1
votes

we are using spring boot 2, and in our integration tests we need manually execute some code in transaction, and on the end of transaction and after asserts, we want rollback that transaction.

We are using explicit defined transactions instead of @Transactional because sometimes we need execute in test 2 transactions.

here is sample of test:

@Test
public void fooTest() {

    // transaction 1
    transactionTemplate.execute(new TransactionCallbackWithoutResult() {
        @Override
            protected void doInTransactionWithoutResult(TransactionStatus status) {
                // some code in transaction
            }

    // transaction 2
    transactionTemplate.execute(new TransactionCallbackWithoutResult() {
        @Override
            protected void doInTransactionWithoutResult(TransactionStatus status) {
                // some code in transaction
            }

    // here I need rollback these transactions for clean db for another tests
}

can you tell me how to use rollback in our case to rollback both transactions?

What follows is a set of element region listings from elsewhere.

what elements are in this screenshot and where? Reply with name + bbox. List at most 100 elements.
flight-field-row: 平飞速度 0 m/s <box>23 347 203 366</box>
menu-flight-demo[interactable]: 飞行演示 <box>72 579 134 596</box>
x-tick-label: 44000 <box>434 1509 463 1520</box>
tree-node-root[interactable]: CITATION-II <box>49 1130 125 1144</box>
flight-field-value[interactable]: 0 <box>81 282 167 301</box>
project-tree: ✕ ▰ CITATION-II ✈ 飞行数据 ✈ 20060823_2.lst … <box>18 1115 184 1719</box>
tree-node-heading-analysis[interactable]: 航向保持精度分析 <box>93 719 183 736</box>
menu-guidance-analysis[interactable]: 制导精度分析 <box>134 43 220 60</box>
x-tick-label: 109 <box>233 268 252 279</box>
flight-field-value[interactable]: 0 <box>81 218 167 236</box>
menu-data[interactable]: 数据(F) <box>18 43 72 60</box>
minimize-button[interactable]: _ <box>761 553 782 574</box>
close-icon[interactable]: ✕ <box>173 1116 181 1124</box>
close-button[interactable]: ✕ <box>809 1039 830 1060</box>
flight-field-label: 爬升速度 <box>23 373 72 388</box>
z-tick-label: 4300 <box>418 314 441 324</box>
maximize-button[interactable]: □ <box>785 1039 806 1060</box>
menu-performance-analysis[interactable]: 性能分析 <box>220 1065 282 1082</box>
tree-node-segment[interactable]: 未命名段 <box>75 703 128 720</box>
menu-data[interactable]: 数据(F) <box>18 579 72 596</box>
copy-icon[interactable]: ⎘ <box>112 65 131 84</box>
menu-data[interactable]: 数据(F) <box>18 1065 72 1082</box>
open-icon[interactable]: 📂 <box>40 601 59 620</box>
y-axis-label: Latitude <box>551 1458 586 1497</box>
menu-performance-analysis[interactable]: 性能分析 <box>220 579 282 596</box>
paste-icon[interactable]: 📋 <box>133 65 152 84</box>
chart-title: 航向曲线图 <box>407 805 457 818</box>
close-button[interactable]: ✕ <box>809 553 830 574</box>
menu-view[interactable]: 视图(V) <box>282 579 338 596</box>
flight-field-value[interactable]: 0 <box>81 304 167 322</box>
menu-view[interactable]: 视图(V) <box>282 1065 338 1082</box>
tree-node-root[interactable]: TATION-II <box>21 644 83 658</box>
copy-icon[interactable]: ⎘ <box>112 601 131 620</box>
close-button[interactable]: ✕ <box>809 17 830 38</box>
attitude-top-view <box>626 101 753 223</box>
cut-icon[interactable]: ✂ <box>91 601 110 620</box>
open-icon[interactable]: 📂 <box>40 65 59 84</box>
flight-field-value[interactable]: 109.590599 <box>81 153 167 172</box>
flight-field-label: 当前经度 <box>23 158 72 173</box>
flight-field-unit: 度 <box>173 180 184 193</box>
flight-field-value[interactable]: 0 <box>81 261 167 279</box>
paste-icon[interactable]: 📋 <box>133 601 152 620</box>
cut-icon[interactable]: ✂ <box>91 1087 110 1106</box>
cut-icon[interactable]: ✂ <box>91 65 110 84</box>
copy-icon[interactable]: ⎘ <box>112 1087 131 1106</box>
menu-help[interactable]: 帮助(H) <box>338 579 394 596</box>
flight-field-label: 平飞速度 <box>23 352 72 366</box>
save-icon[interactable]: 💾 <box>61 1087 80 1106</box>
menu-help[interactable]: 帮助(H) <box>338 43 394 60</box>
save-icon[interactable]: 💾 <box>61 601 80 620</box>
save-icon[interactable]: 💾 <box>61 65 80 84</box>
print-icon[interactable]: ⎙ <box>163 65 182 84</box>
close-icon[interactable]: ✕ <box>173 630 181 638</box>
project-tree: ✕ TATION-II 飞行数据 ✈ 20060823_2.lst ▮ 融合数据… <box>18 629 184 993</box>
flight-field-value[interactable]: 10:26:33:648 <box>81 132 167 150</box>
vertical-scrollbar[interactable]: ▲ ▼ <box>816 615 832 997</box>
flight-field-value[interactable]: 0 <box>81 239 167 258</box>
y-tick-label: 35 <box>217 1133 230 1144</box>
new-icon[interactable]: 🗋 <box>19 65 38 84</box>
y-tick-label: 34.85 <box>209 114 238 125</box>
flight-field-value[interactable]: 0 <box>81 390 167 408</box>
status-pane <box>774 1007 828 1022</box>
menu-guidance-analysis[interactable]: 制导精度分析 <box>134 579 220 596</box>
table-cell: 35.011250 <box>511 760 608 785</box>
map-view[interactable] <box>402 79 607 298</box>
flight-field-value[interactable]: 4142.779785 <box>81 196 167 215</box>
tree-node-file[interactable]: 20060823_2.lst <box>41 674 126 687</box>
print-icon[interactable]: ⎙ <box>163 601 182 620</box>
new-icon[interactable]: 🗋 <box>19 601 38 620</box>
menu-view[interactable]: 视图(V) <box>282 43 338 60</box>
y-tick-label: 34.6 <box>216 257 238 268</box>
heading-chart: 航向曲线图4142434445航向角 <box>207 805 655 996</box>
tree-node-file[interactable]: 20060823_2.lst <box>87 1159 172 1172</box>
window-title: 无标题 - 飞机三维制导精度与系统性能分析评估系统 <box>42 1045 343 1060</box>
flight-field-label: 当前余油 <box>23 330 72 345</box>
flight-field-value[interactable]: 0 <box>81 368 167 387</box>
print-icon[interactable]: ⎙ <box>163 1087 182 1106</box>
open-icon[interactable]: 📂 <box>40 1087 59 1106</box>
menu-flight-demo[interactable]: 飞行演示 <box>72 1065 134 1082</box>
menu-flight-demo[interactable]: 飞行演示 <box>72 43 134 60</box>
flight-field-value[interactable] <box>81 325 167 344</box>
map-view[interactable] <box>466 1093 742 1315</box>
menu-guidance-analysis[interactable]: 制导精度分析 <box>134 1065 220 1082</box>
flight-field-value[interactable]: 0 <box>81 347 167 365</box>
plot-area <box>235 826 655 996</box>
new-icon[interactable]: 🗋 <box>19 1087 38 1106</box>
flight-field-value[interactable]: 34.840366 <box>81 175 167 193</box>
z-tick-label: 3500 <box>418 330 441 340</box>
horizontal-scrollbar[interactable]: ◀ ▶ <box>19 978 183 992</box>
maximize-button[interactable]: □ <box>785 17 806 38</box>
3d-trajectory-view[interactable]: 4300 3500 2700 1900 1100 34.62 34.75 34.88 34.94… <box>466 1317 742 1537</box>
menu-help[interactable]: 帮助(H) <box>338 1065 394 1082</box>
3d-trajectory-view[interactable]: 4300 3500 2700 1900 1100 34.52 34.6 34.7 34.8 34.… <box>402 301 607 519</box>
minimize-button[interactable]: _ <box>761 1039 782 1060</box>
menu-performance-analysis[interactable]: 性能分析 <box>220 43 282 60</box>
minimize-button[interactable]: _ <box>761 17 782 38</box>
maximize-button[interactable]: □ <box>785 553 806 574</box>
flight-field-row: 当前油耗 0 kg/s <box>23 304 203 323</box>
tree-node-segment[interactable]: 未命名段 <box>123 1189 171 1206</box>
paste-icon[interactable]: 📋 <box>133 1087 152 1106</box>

It is little older code which we maintain so if it possible to do it better in boot 2 I will be gratefull for any advice. We just have to execute 2 transactions in one test.

2
Please check if Programmatic Transaction Management in Spring Testing works in your case: docs.spring.io/spring/docs/current/spring-framework-reference/… and baeldung.com/spring-test-programmatic-transactionsibexit
"execute two transactions in one test" is not the same as "roll back both transactions" - do you need to do the latter, or the former? If the latter, just have your callback end with a call to status.setRollbackOnly(true) - or throw some runtime exception - that will make the template roll back the transaction ... (and wrap the calls to execute() in try/catch blocks, so that they both run :-)).moilejter
Hmm - but you would need to check your asserts within the calbacks...moilejter

2 Answers

1
votes

Store references to each TransactionStatus in AtomicReference and rollback them with transaction manager after the test.

@Test
void test() {
  final AtomicReference<TransactionStatus> first = new AtomicReference<>();
  final AtomicReference<TransactionStatus> second = new AtomicReference<>();
  transactionTemplate.execute(new TransactionCallbackWithoutResult() {
    @Override
    protected void doInTransactionWithoutResult(TransactionStatus status) {
      // some code in transaction
      first.set(status);
    }
  });

  // transaction 2
  transactionTemplate.execute(new TransactionCallbackWithoutResult() {
    @Override
    protected void doInTransactionWithoutResult(TransactionStatus status) {
      // some code in transaction
      second.set(status);
    }
  });
  transactionTemplate.getTransactionManager().rollback(first.get());
  transactionTemplate.getTransactionManager().rollback(second.get());
}
0
votes

If you really need to start two transactions that run independently, doing some work on each one, and you need to check some asserts after they have both run, but before either has committed or rolled back - and then need to commit or rollback both after the asserts, you would need to set up your own multithreaded structure... Something like:

execute(AssertCallback aC, TransactionCallback ... tCs);

This method would start a thread for each of the tCs. Each thread would call the callback method in each one, and on return block on a barrier until all the threads executing tCs get to that same point. The main thread would also be waiting for all the tC threads to block, and then it would run the aC callback, and when that returns, release all the tC threads so they can commit/rollback and exit.

It all seems a little weird, in that the aC callback could not "see" any of the work done by any of the tC callbacks, since that's in transactions that have not been committed yet.